Removing Outliers - A New Look at Kobe Bryant and Advanced Stats
Recently, I went back and was looking at game logs of Kobe's prime years, namely 2000-2003 and 2005-2010. It was amazing at how consistently good Kobe was on a night to night basis. He is often criticized for things such as never shooting about 47% from the field in a season or being inefficient. This was hard to believe after eye-balling his game logs and then I came across the culprit - the outliers. I calculated that Kobe was roughly prone to about 10 "bad" games in a season in which he shot the ball very poorly, swaying his season's averages quite a bit. This should be no surprise as 82 games (less in his case as he missed a few games here and there) is a small sample size and outliers do make a significant difference. Now, it's no secret Kobe is more prone to these type of games, than say Lebron, because of his style of play. However, these outliers have perhaps painted Kobe's image in a negative manner, which is rather unfair to him in general.
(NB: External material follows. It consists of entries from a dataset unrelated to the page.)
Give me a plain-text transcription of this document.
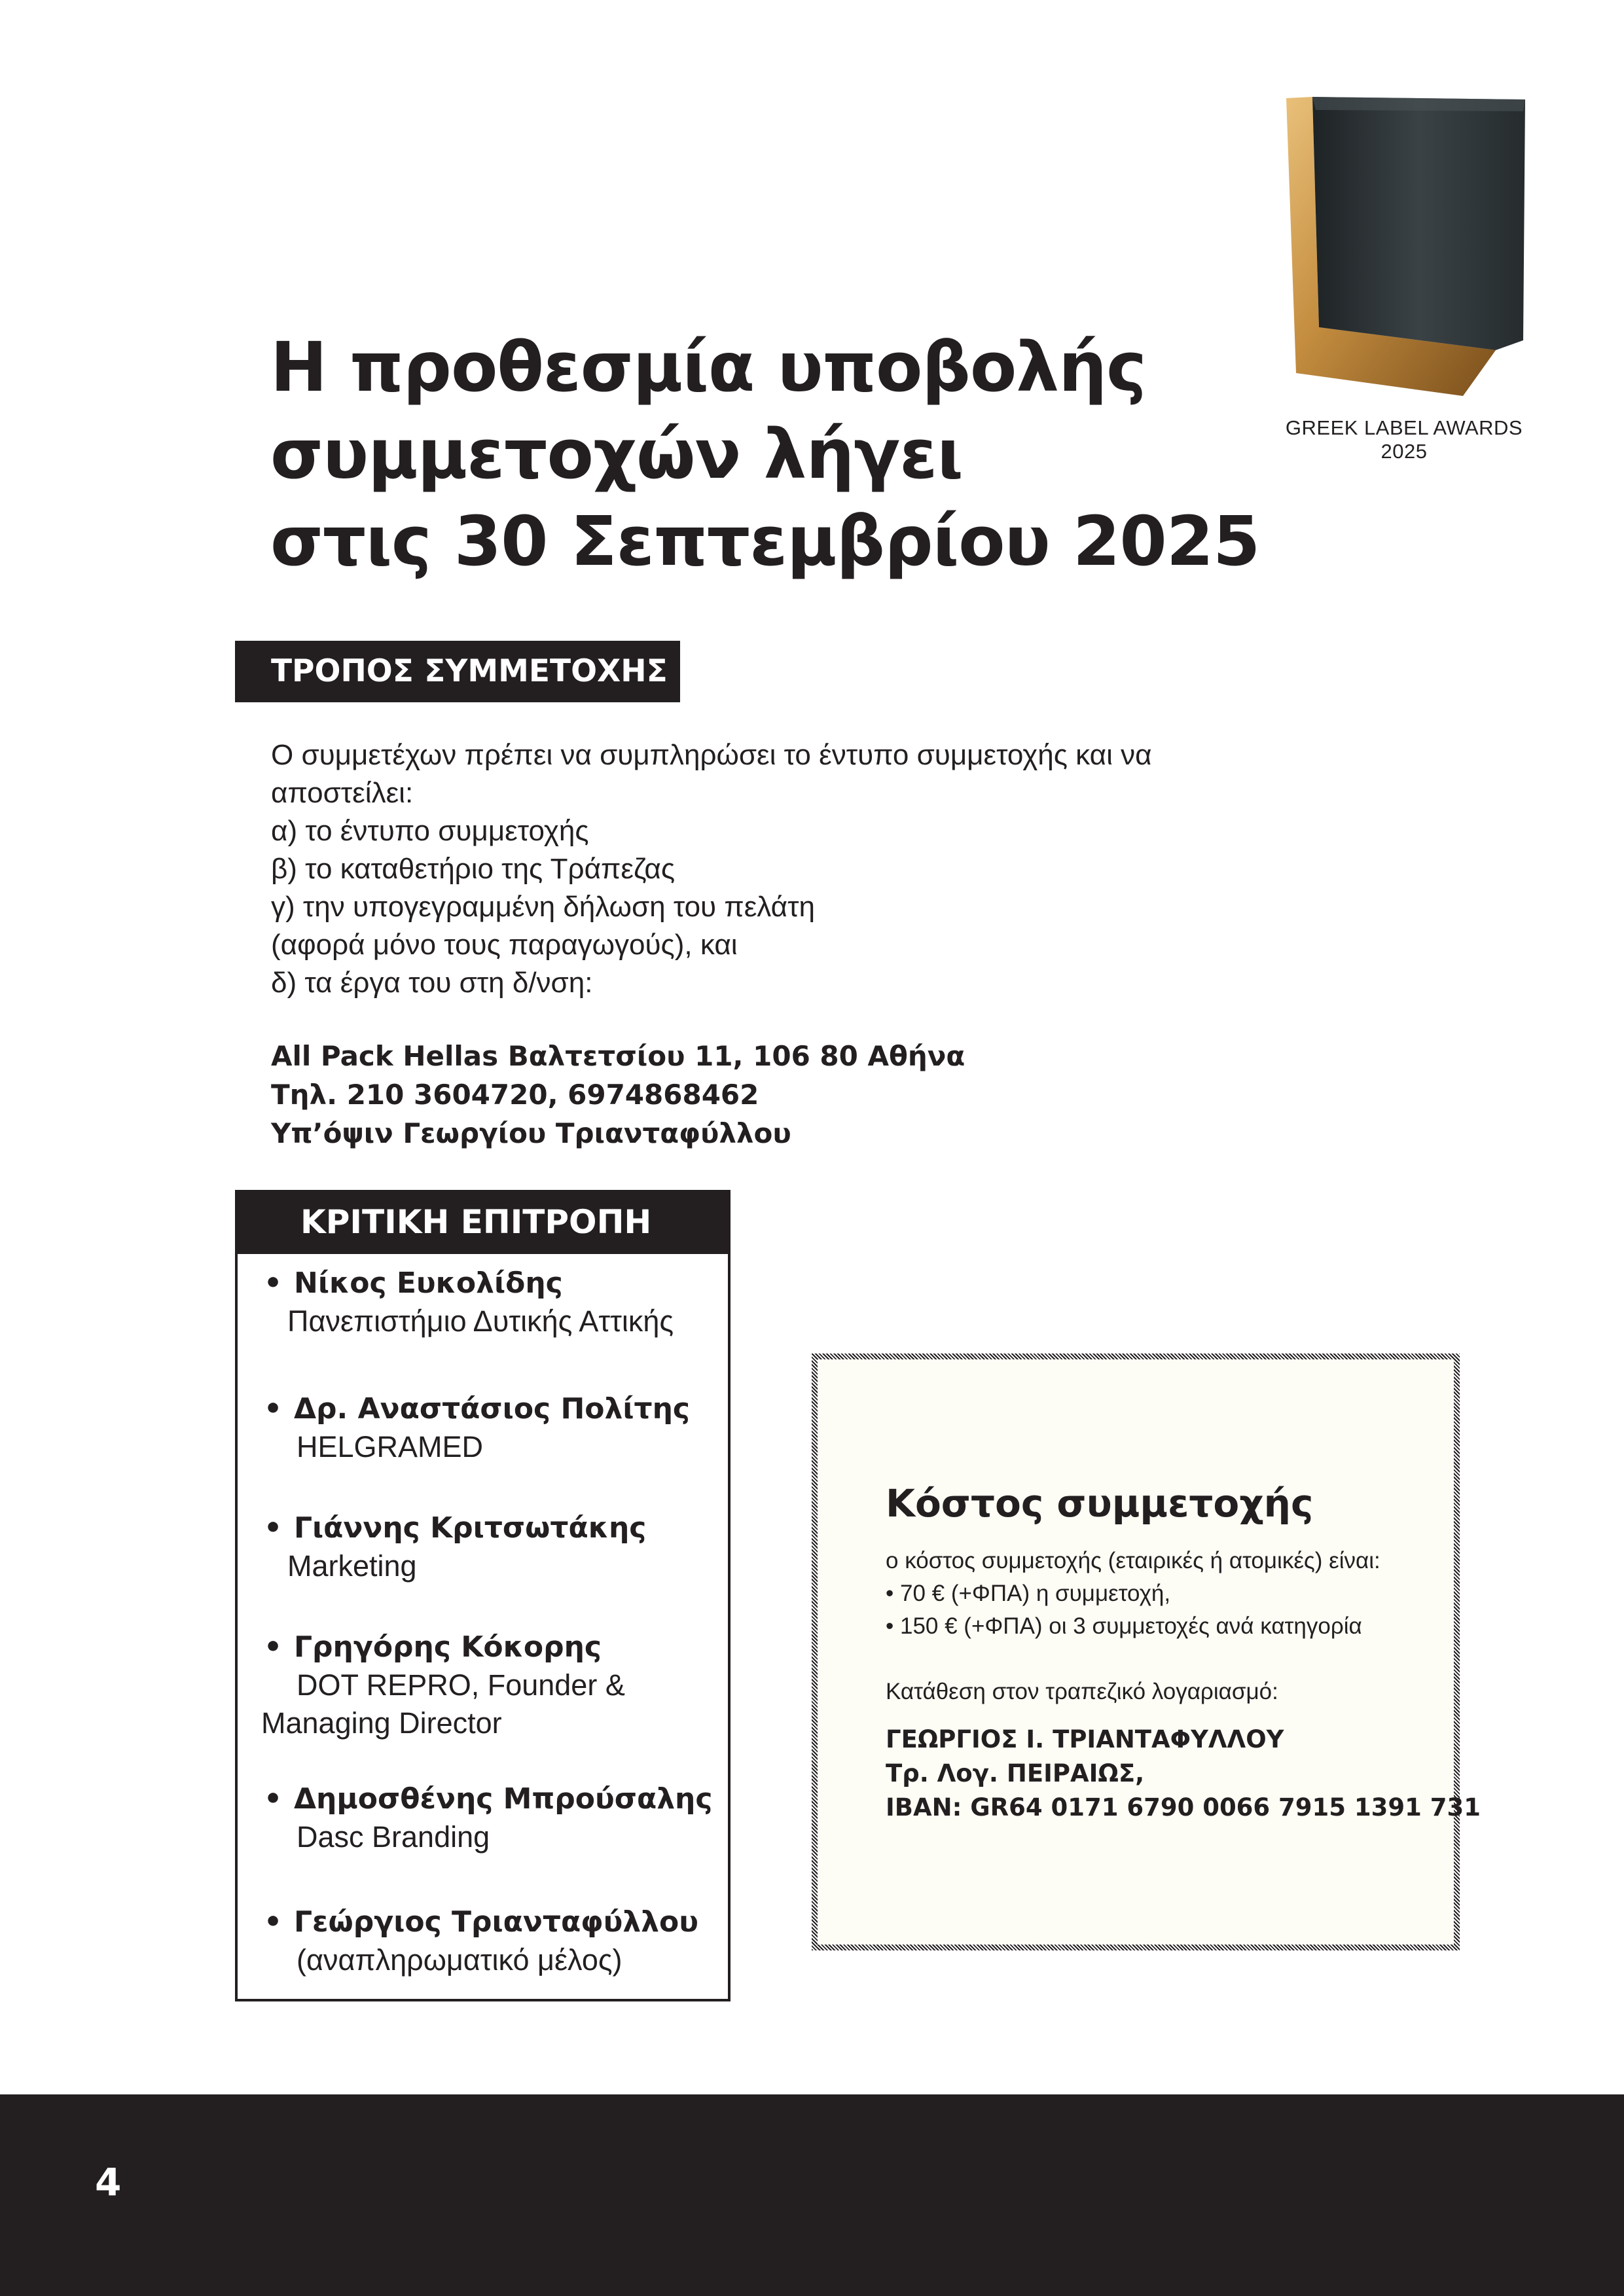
GREEK LABEL AWARDS 2025
Η προθεσμία υποβολής
συμμετοχών λήγει
στις 30 Σεπτεμβρίου 2025
ΤΡΟΠΟΣ ΣΥΜΜΕΤΟΧΗΣ
Ο συμμετέχων πρέπει να συμπληρώσει το έντυπο συμμετοχής και να
αποστείλει:
α) το έντυπο συμμετοχής
β) το καταθετήριο της Τράπεζας
γ) την υπογεγραμμένη δήλωση του πελάτη
(αφορά μόνο τους παραγωγούς), και
δ) τα έργα του στη δ/νση:
All Pack Hellas Βαλτετσίου 11, 106 80 Αθήνα
Τηλ. 210 3604720, 6974868462
Υπ’όψιν Γεωργίου Τριανταφύλλου
ΚΡΙΤΙΚΗ ΕΠΙΤΡΟΠΗ
• Νίκος Ευκολίδης
Πανεπιστήμιο Δυτικής Αττικής
• Δρ. Αναστάσιος Πολίτης
HELGRAMED
• Γιάννης Κριτσωτάκης
Marketing
• Γρηγόρης Κόκορης
DOT REPRO, Founder &
Managing Director
• Δημοσθένης Μπρούσαλης
Dasc Branding
• Γεώργιος Τριανταφύλλου
(αναπληρωματικό μέλος)
Κόστος συμμετοχής
ο κόστος συμμετοχής (εταιρικές ή ατομικές) είναι:
• 70 € (+ΦΠΑ) η συμμετοχή,
• 150 € (+ΦΠΑ) οι 3 συμμετοχές ανά κατηγορία
Κατάθεση στον τραπεζικό λογαριασμό:
ΓΕΩΡΓΙΟΣ Ι. ΤΡΙΑΝΤΑΦΥΛΛΟΥ
Τρ. Λογ. ΠΕΙΡΑΙΩΣ,
IBAN: GR64 0171 6790 0066 7915 1391 731
4
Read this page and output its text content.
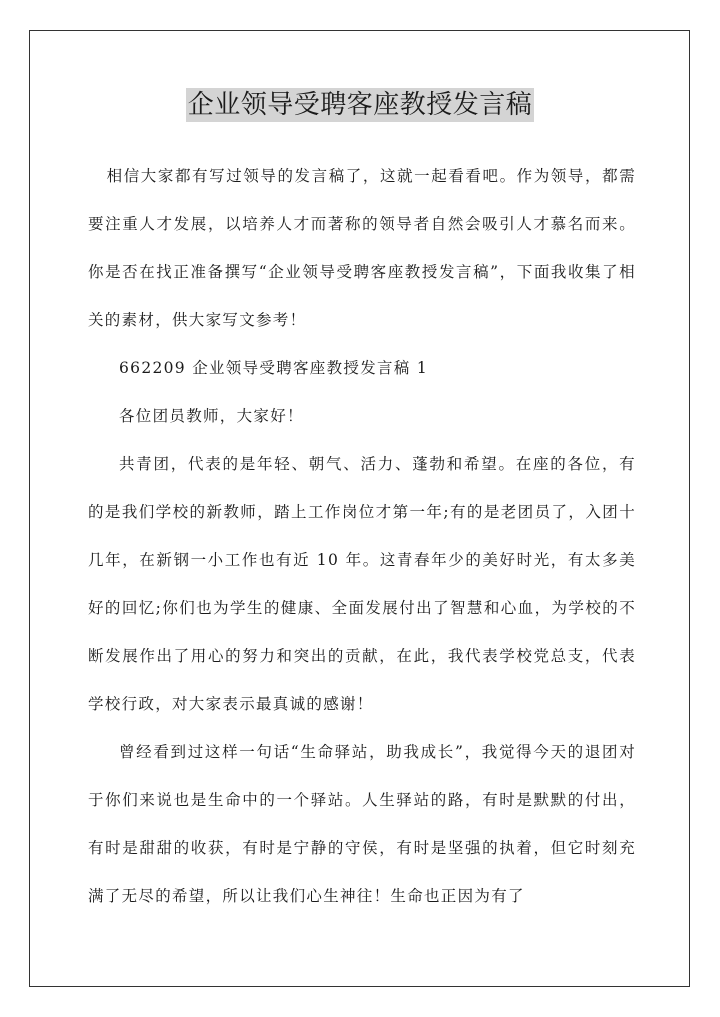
企业领导受聘客座教授发言稿

相信大家都有写过领导的发言稿了，这就一起看看吧。作为领导，都需要注重人才发展，以培养人才而著称的领导者自然会吸引人才慕名而来。你是否在找正准备撰写“企业领导受聘客座教授发言稿”，下面我收集了相关的素材，供大家写文参考！

662209 企业领导受聘客座教授发言稿 1

各位团员教师，大家好！

共青团，代表的是年轻、朝气、活力、蓬勃和希望。在座的各位，有的是我们学校的新教师，踏上工作岗位才第一年;有的是老团员了，入团十几年，在新钢一小工作也有近 10 年。这青春年少的美好时光，有太多美好的回忆;你们也为学生的健康、全面发展付出了智慧和心血，为学校的不断发展作出了用心的努力和突出的贡献，在此，我代表学校党总支，代表学校行政，对大家表示最真诚的感谢！

曾经看到过这样一句话“生命驿站，助我成长”，我觉得今天的退团对于你们来说也是生命中的一个驿站。人生驿站的路，有时是默默的付出，有时是甜甜的收获，有时是宁静的守侯，有时是坚强的执着，但它时刻充满了无尽的希望，所以让我们心生神往！生命也正因为有了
Therefore, I went through each of his prime seasons and removed 10 outliers from every NBA player's game-log to recalculate each their new season averages. Over 85% of the data is still being retained in these situations (I didn't just go and remove all of the games Kobe shot less than 50%). I hypothesized that this is likely a better method of finding out just how good someone is and shows a new perspective of Kobe in his specific case. For the outlier removal, I used a One-Class Support Vector Machine (SVM) (reference: http://scikit-learn.org/stable/modules/outlier_detection.html). The SVM was trained on every player's game logs containing box score data. Since this is an automated machine learning method, the software picked up on different "types" of outliers for each player. For example, an outlier for Kobe may be a game with low FG% while an outlier for a big man may be games with low rebounds. Here are Kobe's updated season averages from 2000-2010 (with 2004 left out as he missed too many games due to his rape case and such):
As you can see, it has a dramatic impact on Kobe's statistics. His averages with 10 outliers removed are absolutely remarkable. Bryant's FG% on average is around 49% during this time period while maintaining a beyond elite TS% in every season as well. One season that stands out to me is his 2007 season in which he averaged 33.31 PPG on a 61.0% TS%; even after outlier removal the only player in NBA history to score at this volume and efficiency was Michael Jordan. Furthermore, after league-wide outlier removal, Kobe led the league in both PER and WS/48 in 2006 and 2007 (a feat accomplished by only a handful of players in NBA history). These results carry over to the playoffs as well. For example, Kobe's approximate PER of 30.88 in the 2009 playoffs, after outlier removal (6 games removed for each player), is the 5th highest ever in a championship run (at least 16 games).
Next, I wanted to see if my hypothesis was correct and if these updated advanced metrics were actually improved compared to before (correlated better to team win %). The method to calculate this, is to compute the minute-weighted average of WS/48 and PER for every team, and regress this upon winning %. This is described by Neil Paine here. He found that on a 1-year basis WS/48's correlation to wins was 0.694 and PER's correlation to wins was 0.638. I ran the correlation test again with the outlier-removed WS/48 and PER and obtained correlations of 0.726 and 0.654 respectively. This was very exciting because it had a significant improvement in each of the statistics and confirmed my hypothesis. This subsequently means that the outlier removal is not simply artificially inflating stats to make players like Kobe look better, but is doing a better job of explaining wins (and therefore player value).
To conclude, advanced stats do not "hate" Kobe Bryant. When popular advanced metrics such as WS/48 and PER are improved on with outlier removal, he is viewed in a very favorable light by them. In fact, after this, he is one of the very few players to lead the league in WS/48 and PER (Kareem, Moses Malone, Larry Bird, Jordan, Shaq, T-Mac, KG, Dirk, Lebron, and KD are the only others) -- and he did it twice (joining only Kareem, Bird, Jordan, Shaq, and Lebron to do it multiple times). Further experiments would include seeing how the correlation of WS/48 and PER change with respect to the number of outliers removed.